2013 yılının son dönemine ait verilere göre, dünya ticaretinin iyileşme seyrine girdiği ve bu iyileşmede en büyük rolü Avrupa ülkelerinin oynadığı görülmektedir. Küresel ekonomik krizin bu ülkeler üzerinde etkisini kaybetmeye başlamasının, Türkiye'nin ihracat oranlarına pozitif yönde katkı sağlaması beklenmektedir. Türkiye'nin en büyük ticaret ortağı olan Avrupa ve diğer ülkelerde görülen iyileşmeler, ekonomik büyümeye ihracatın katkısını artıracaktır. İç talebin yanısıra ihracatta beklenen artış 2014 yılında Türkiye ihracatına ivme kazandıracaktır. 2013 ekonomik büyüme oranında iç talebin ve tüketimin katkısı ihracata göre daha fazla olduğu için, 2014 yılında öngörülen ihracattaki artışın hem hedeflenen yüzde 4 büyüme oranının artışına katkı yapması hem de yurtiçi tasarruflara olumlu yansıması ve cari açığı azaltması beklenmektedir.
30 Mart Seçimleri Sonrası Ekonomi
2002 yılında AK Parti'nin iktidar olmasıyla başlayan tek parti iktidarına yönelik girişimlerinin hedefi, 12 yıl gibi uzun bir süre tek elden yönetilen ekonomidir.
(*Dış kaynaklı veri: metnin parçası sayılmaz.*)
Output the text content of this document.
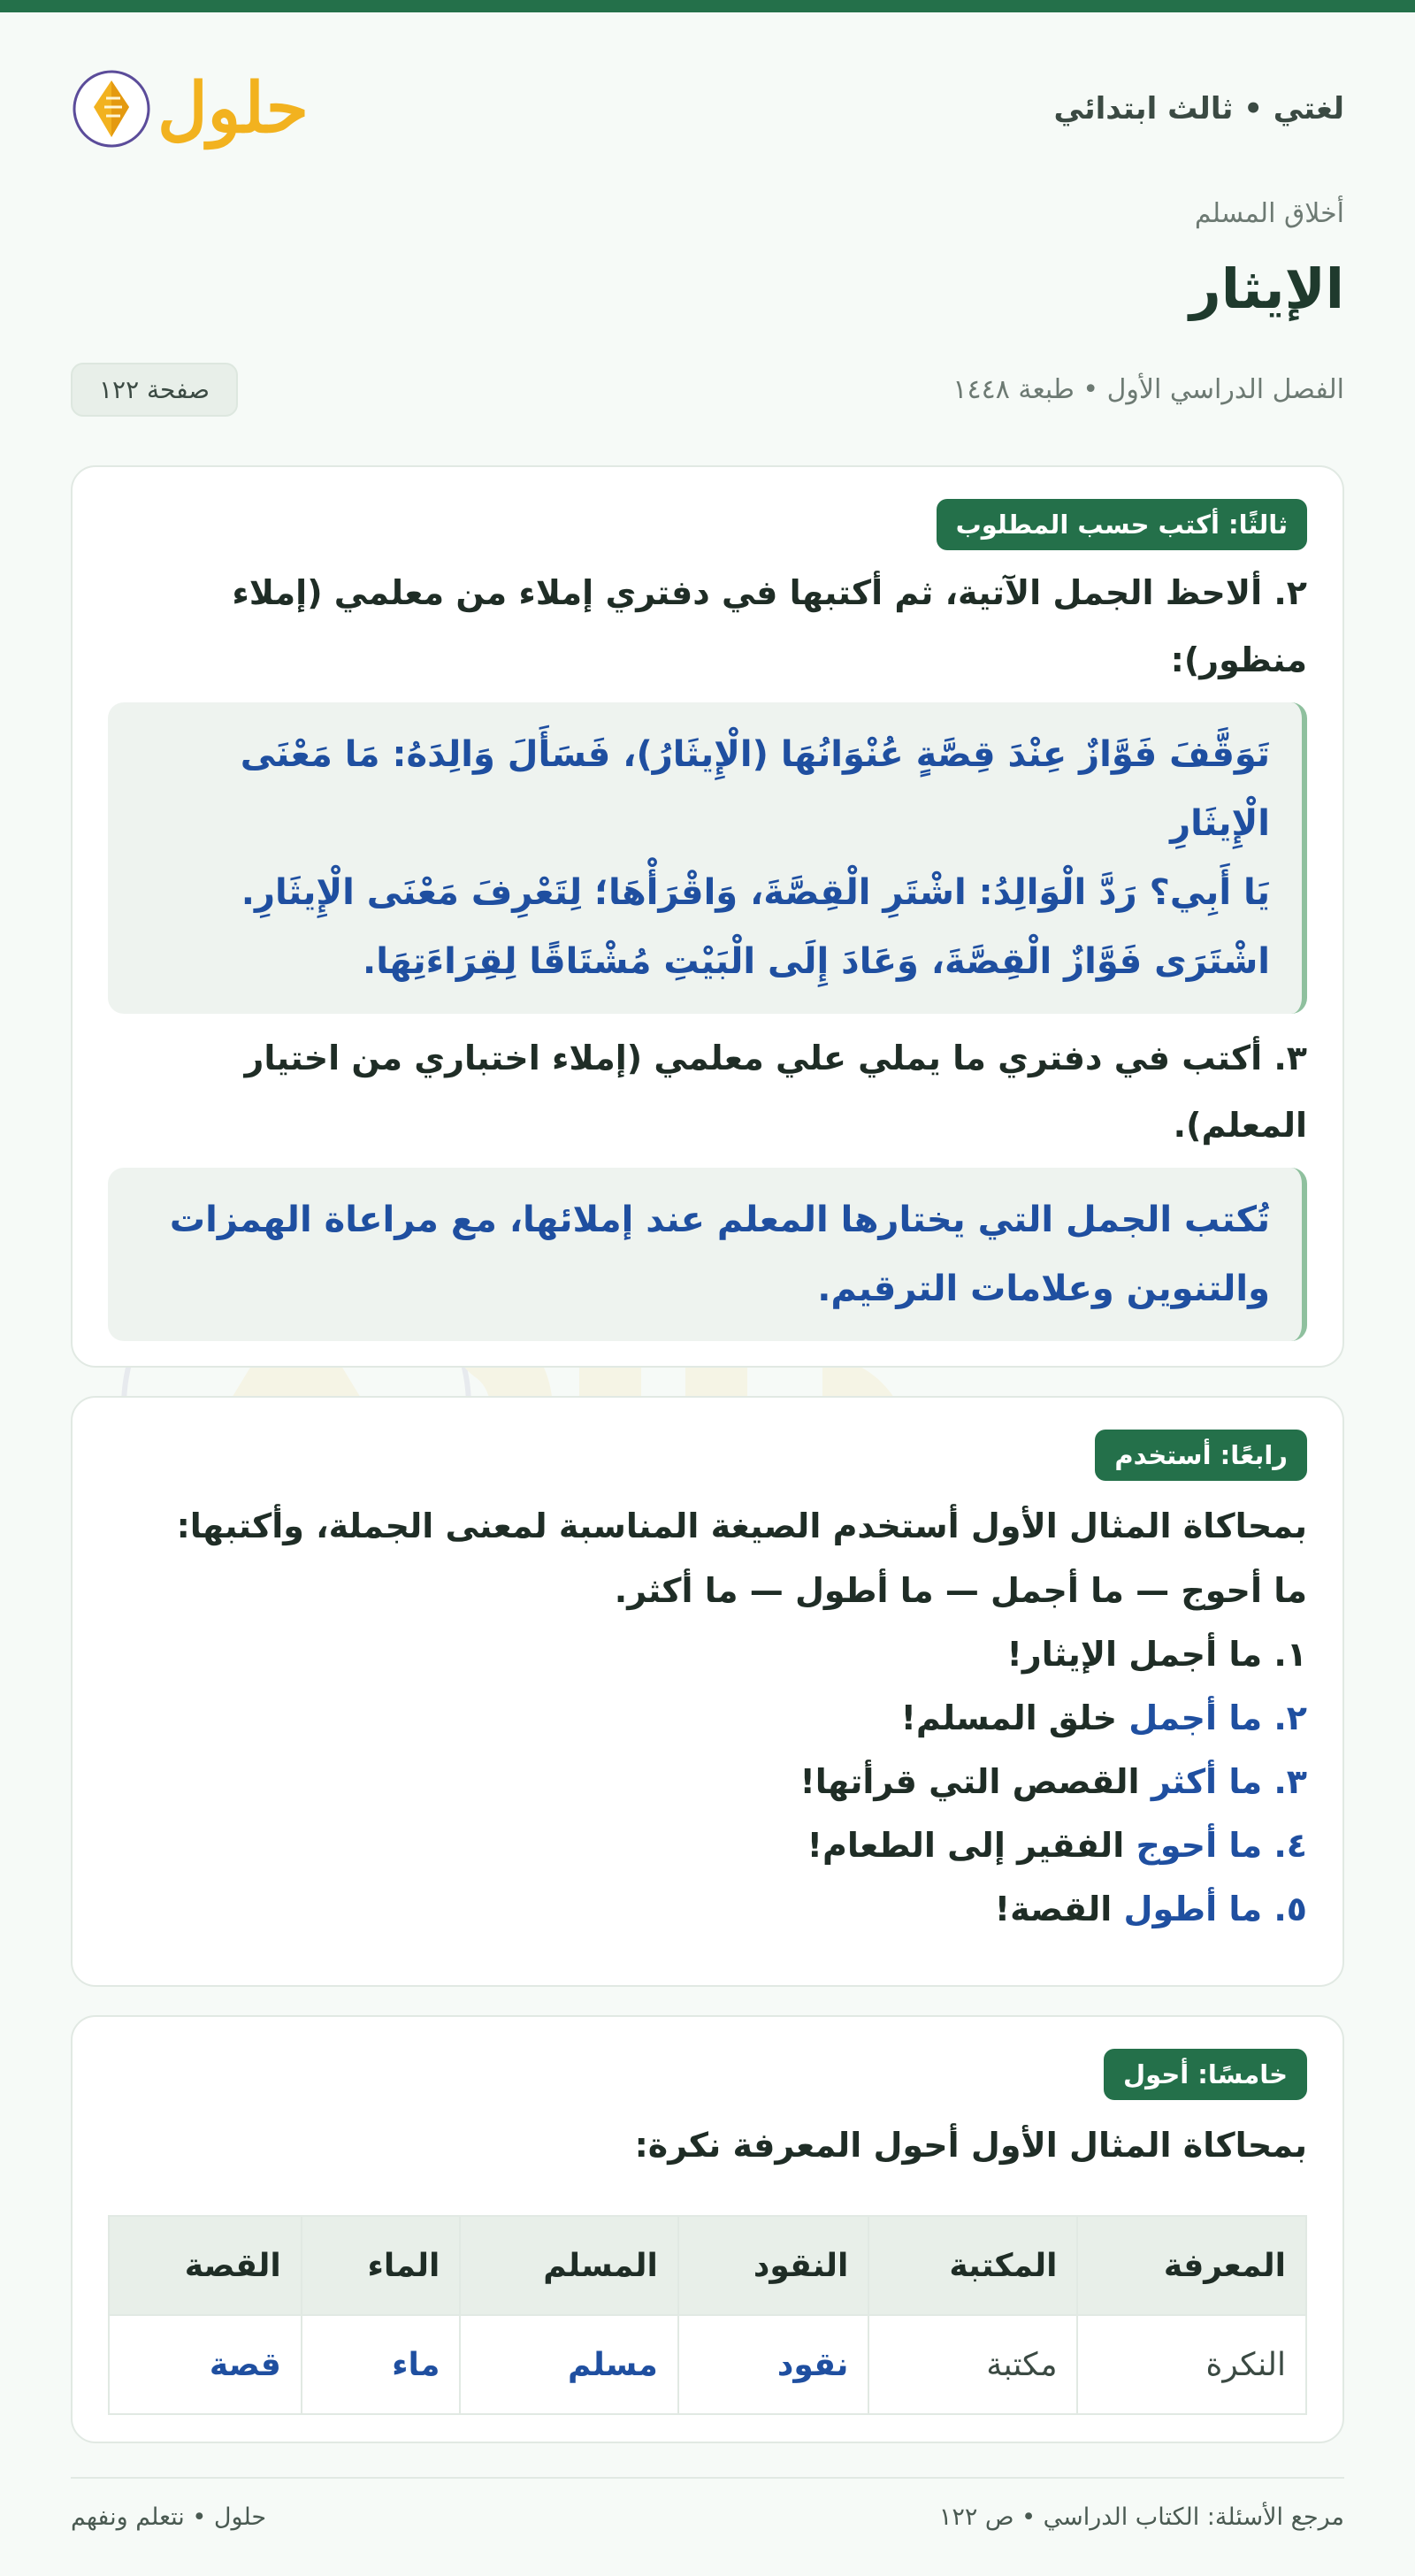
لغتي • ثالث ابتدائي
حلول
أخلاق المسلم
الإيثار
الفصل الدراسي الأول • طبعة ١٤٤٨
صفحة ١٢٢
ثالثًا: أكتب حسب المطلوب

٢. ألاحظ الجمل الآتية، ثم أكتبها في دفتري إملاء من معلمي (إملاء منظور):

تَوَقَّفَ فَوَّازٌ عِنْدَ قِصَّةٍ عُنْوَانُهَا (الْإِيثَارُ)، فَسَأَلَ وَالِدَهُ: مَا مَعْنَى الْإِيثَارِ

يَا أَبِي؟ رَدَّ الْوَالِدُ: اشْتَرِ الْقِصَّةَ، وَاقْرَأْهَا؛ لِتَعْرِفَ مَعْنَى الْإِيثَارِ.

اشْتَرَى فَوَّازٌ الْقِصَّةَ، وَعَادَ إِلَى الْبَيْتِ مُشْتَاقًا لِقِرَاءَتِهَا.

٣. أكتب في دفتري ما يملي علي معلمي (إملاء اختباري من اختيار المعلم).

تُكتب الجمل التي يختارها المعلم عند إملائها، مع مراعاة الهمزات والتنوين وعلامات الترقيم.

رابعًا: أستخدم

بمحاكاة المثال الأول أستخدم الصيغة المناسبة لمعنى الجملة، وأكتبها:

ما أحوج — ما أجمل — ما أطول — ما أكثر.

١. ما أجمل الإيثار!

٢. ما أجمل خلق المسلم!

٣. ما أكثر القصص التي قرأتها!

٤. ما أحوج الفقير إلى الطعام!

٥. ما أطول القصة!

خامسًا: أحول

بمحاكاة المثال الأول أحول المعرفة نكرة:

المعرفة	المكتبة	النقود	المسلم	الماء	القصة
النكرة	مكتبة	نقود	مسلم	ماء	قصة
مرجع الأسئلة: الكتاب الدراسي • ص ١٢٢
حلول • نتعلم ونفهم
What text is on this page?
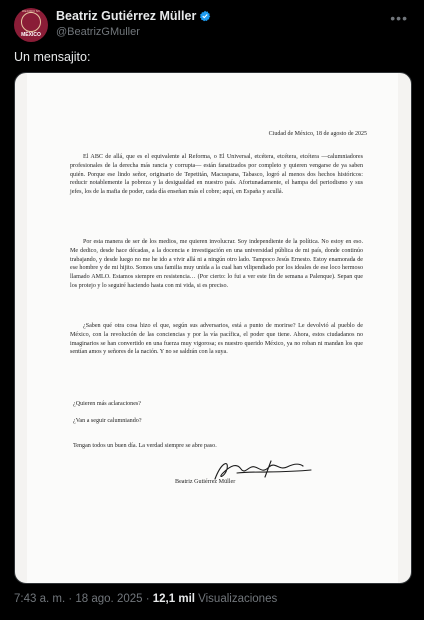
DECIDO MI
MÉXICO
Beatriz Gutiérrez Müller
@BeatrizGMuller
•••
Un mensajito:
Ciudad de México, 18 de agosto de 2025

El ABC de allá, que es el equivalente al Reforma, o El Universal, etcétera, etcétera, etcétera —calumniadores profesionales de la derecha más rancia y corrupta— están fanatizados por completo y quieren vengarse de ya saben quién. Porque ese lindo señor, originario de Tepetitán, Macuspana, Tabasco, logró al menos dos hechos históricos: reducir notablemente la pobreza y la desigualdad en nuestro país. Afortunadamente, el hampa del periodismo y sus jefes, los de la mafia de poder, cada día enseñan más el cobre; aquí, en España y acullá.

Por esta manera de ser de los medios, me quieren involucrar. Soy independiente de la política. No estoy en eso. Me dedico, desde hace décadas, a la docencia e investigación en una universidad pública de mi país, donde continúo trabajando, y desde luego no me he ido a vivir allá ni a ningún otro lado. Tampoco Jesús Ernesto. Estoy enamorada de ese hombre y de mi hijito. Somos una familia muy unida a la cual han vilipendiado por los ideales de ese loco hermoso llamado AMLO. Estamos siempre en resistencia… (Por cierto: lo fui a ver este fin de semana a Palenque). Sepan que los protejo y lo seguiré haciendo hasta con mi vida, si es preciso.

¿Saben qué otra cosa hizo el que, según sus adversarios, está a punto de morirse? Le devolvió al pueblo de México, con la revolución de las conciencias y por la vía pacífica, el poder que tiene. Ahora, estos ciudadanos no imaginarios se han convertido en una fuerza muy vigorosa; es nuestro querido México, ya no roban ni mandan los que sentían amos y señores de la nación. Y no se saldrán con la suya.

¿Quieren más aclaraciones?
¿Van a seguir calumniando?
Tengan todos un buen día. La verdad siempre se abre paso.
Beatriz Gutiérrez Müller
7:43 a. m. · 18 ago. 2025 · 12,1 mil Visualizaciones
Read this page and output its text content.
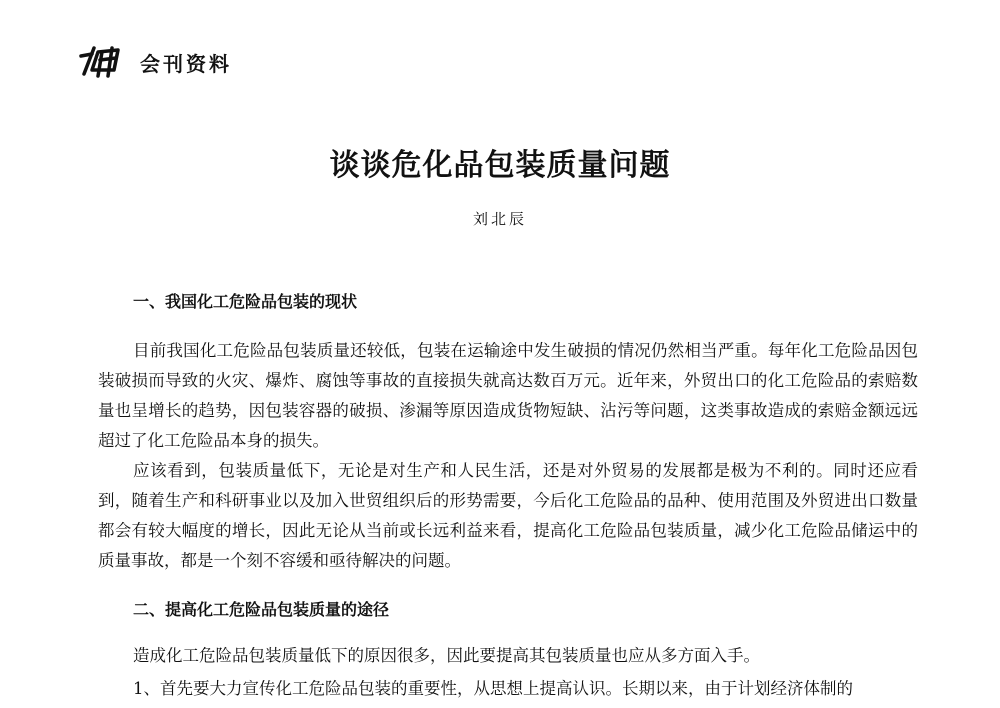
会刊资料
谈谈危化品包装质量问题
刘北辰
一、我国化工危险品包装的现状

目前我国化工危险品包装质量还较低，包装在运输途中发生破损的情况仍然相当严重。每年化工危险品因包装破损而导致的火灾、爆炸、腐蚀等事故的直接损失就高达数百万元。近年来，外贸出口的化工危险品的索赔数量也呈增长的趋势，因包装容器的破损、渗漏等原因造成货物短缺、沾污等问题，这类事故造成的索赔金额远远超过了化工危险品本身的损失。

应该看到，包装质量低下，无论是对生产和人民生活，还是对外贸易的发展都是极为不利的。同时还应看到，随着生产和科研事业以及加入世贸组织后的形势需要，今后化工危险品的品种、使用范围及外贸进出口数量都会有较大幅度的增长，因此无论从当前或长远利益来看，提高化工危险品包装质量，减少化工危险品储运中的质量事故，都是一个刻不容缓和亟待解决的问题。

二、提高化工危险品包装质量的途径

造成化工危险品包装质量低下的原因很多，因此要提高其包装质量也应从多方面入手。

1、首先要大力宣传化工危险品包装的重要性，从思想上提高认识。长期以来，由于计划经济体制的
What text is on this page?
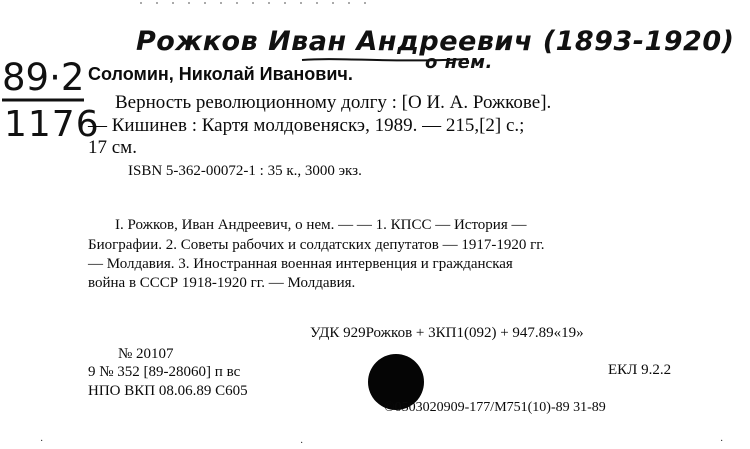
Рожков Иван Андреевич (1893-1920)
о нем.
89·2
1176
Соломин, Николай Иванович.
Верность революционному долгу : [О И. А. Рожкове].
— Кишинев : Картя молдовеняскэ, 1989. — 215,[2] с.;
17 см.
ISBN 5-362-00072-1 : 35 к., 3000 экз.
I. Рожков, Иван Андреевич, о нем. — — 1. КПСС — История —
Биографии. 2. Советы рабочих и солдатских депутатов — 1917-1920 гг.
— Молдавия. 3. Иностранная военная интервенция и гражданская
война в СССР 1918-1920 гг. — Молдавия.
УДК 929Рожков + 3КП1(092) + 947.89«19»
№ 20107
9 № 352 [89-28060] п вс	ЕКЛ 9.2.2
НПО ВКП 08.06.89 С605
©0503020909-177/М751(10)-89 31-89
·	·	·
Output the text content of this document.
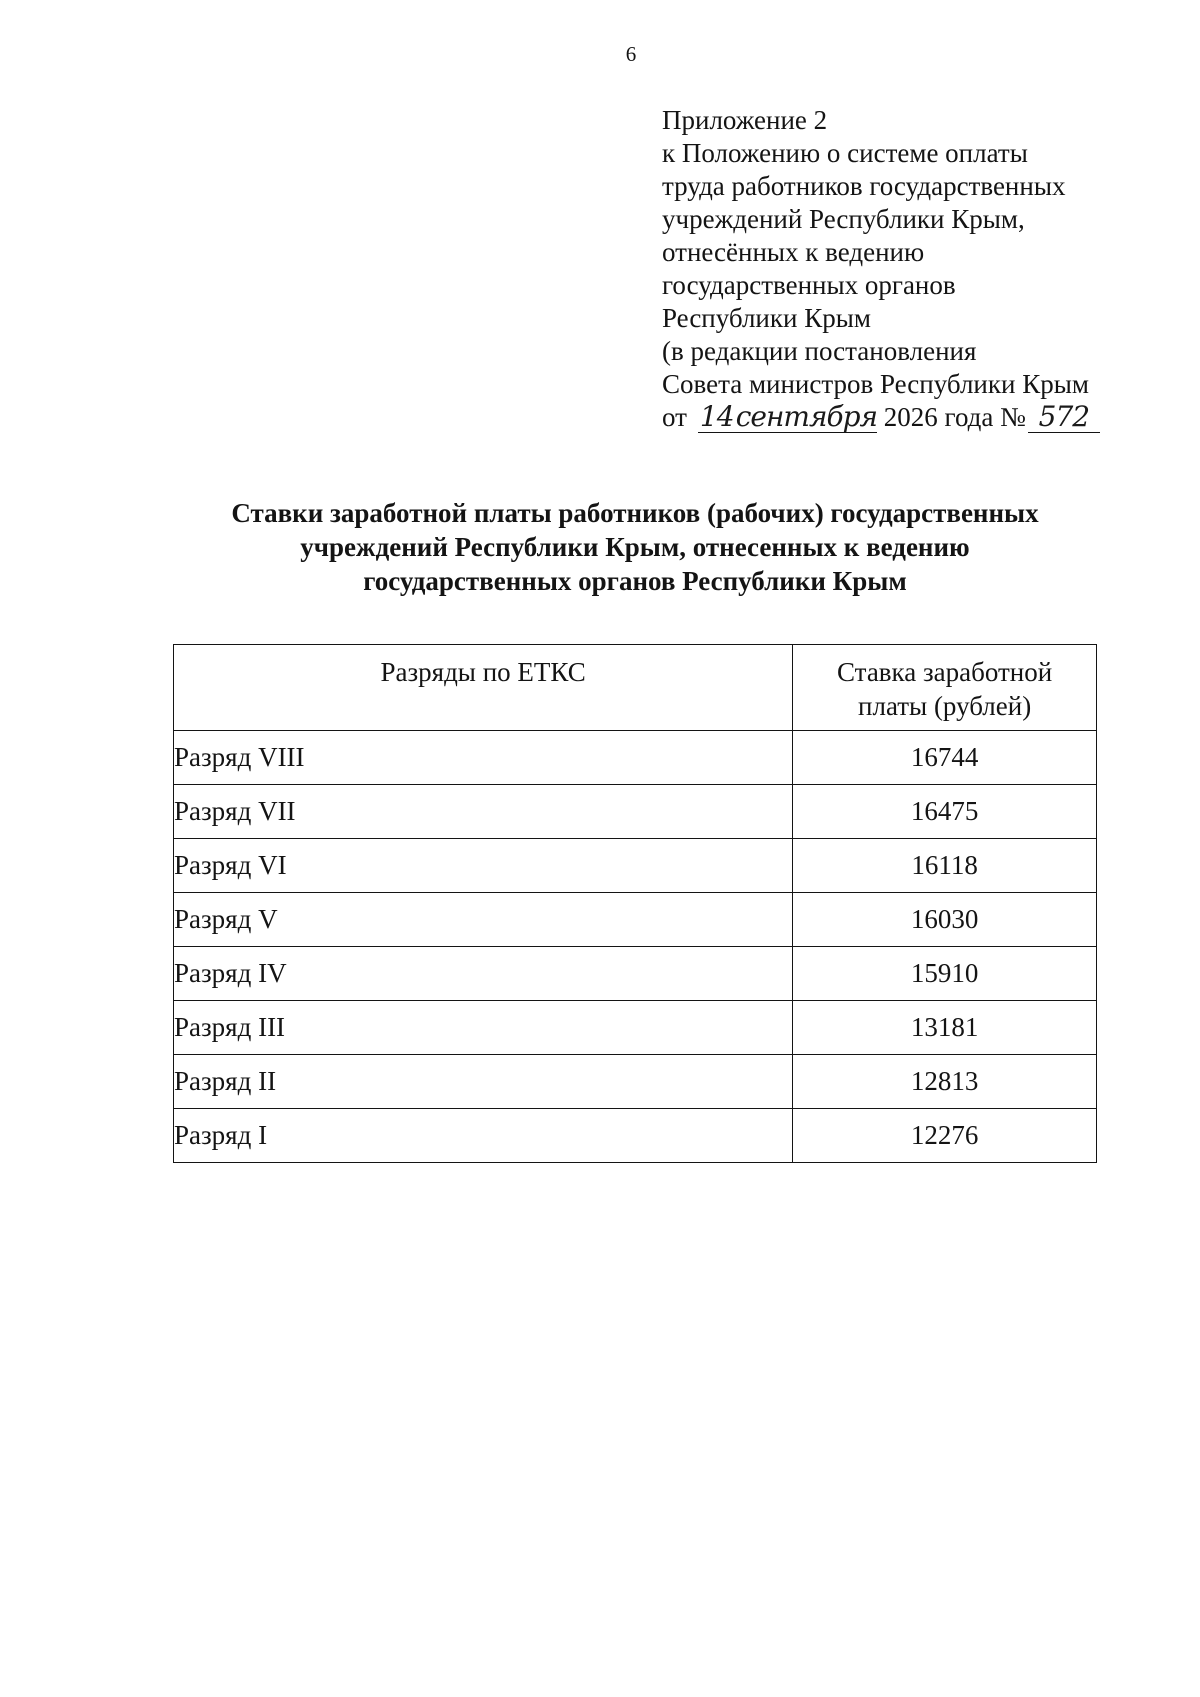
6
Приложение 2
к Положению о системе оплаты
труда работников государственных
учреждений Республики Крым,
отнесённых к ведению
государственных органов
Республики Крым
(в редакции постановления
Совета министров Республики Крым
от 14сентября 2026 года № 572
Ставки заработной платы работников (рабочих) государственных
учреждений Республики Крым, отнесенных к ведению
государственных органов Республики Крым
Разряды по ЕТКС	Ставка заработной
платы (рублей)

Разряд VIII	16744
Разряд VII	16475
Разряд VI	16118
Разряд V	16030
Разряд IV	15910
Разряд III	13181
Разряд II	12813
Разряд I	12276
Bu süreçte defalarca sekteye uğratılmaya çalışılan siyasal istikrar, 2013 yılının ikinci çeyreğinden bugüne güçlü baskılara mâruz bırakılmıştır. 2013 Mayıs ayında IMF ile yeni bir stand-by anlaşması imzalamayarak ekonomisine olan güvenini ortaya koyan Türkiye'de, ekonomik algıyı değiştirmek ve eski düzenin alışkanlıklarını yeniden hayata geçirmek isteyenler için Gezi olayları bir gerekçe olmuştur. Gezi olaylarıyla oluşturulmak istenen Türkiye'nin siyasi bir kaos yaşadığı algısı ülke risk priminin artışıyla sonuçlanmıştır. Aynı şekilde, 17 Aralık darbe girişiminin ekonomideki etkisi Merkez Bankası'nın faizleri yükselterek döviz kurunun daha yüksek seviyelere çıkmasına sebep olmuştur.
Ancak, 30 Mart yerel seçim sonuçlarının siyasi risklere yönelik endişeleri hafifletmesinin ardından uluslararası kredi derecelendirme kuruluşlarının yapacağı olumlu yorumların ilk sinyalini Fitch, Türkiye'nin BBB- olan notunu teyit ederek piyasaya yönelik negatif beklentileri boşa çıkararak vermiş oldu. Sırasıyla Moody's ve S&P'nin açıklaması beklenen notların, siyasi istikrarın sağlanmasıyla olumlu geleceği beklentisi oluşmuş durumdadır.
2023 yılına 10 yıl gibi bir sürenin kaldığı düşünülürse, ekonomide belirlenen hedeflere ulaşılması, başta da yıllarca ekonomik vesayet olarak adlandıracağımız yapısal sorunları çözme konusunda ortaya konulacak iradeye güvenoyunun verildiği anlamını taşımaktadır. Alınan güvenoyu, yapısal problemleri çözmek için başlatılan mevcut projelerin bir an önce hayata geçirilerek tamamlanması ve sürdürülebilir ekonomik büyüme açısından önemli bir fırsattır. Tüm şoklara rağmen güçlü ve kararlı yapısal uygulamalarla ayakta kalan ekonomide izlenmesi gereken rota, yapısal sorunlara yönelik yaptırımların hızlandırılması, kaos çabaları yerine 2023 hedeflerine odaklanılması ve makroekonomik göstergelerin stabil tutulmasıdır.
Kaynak:Yenişafak gazetesi
Burda ki yazıda da ekonomik göstergeler ve gelişim süreci gayet güzel açıklanmış.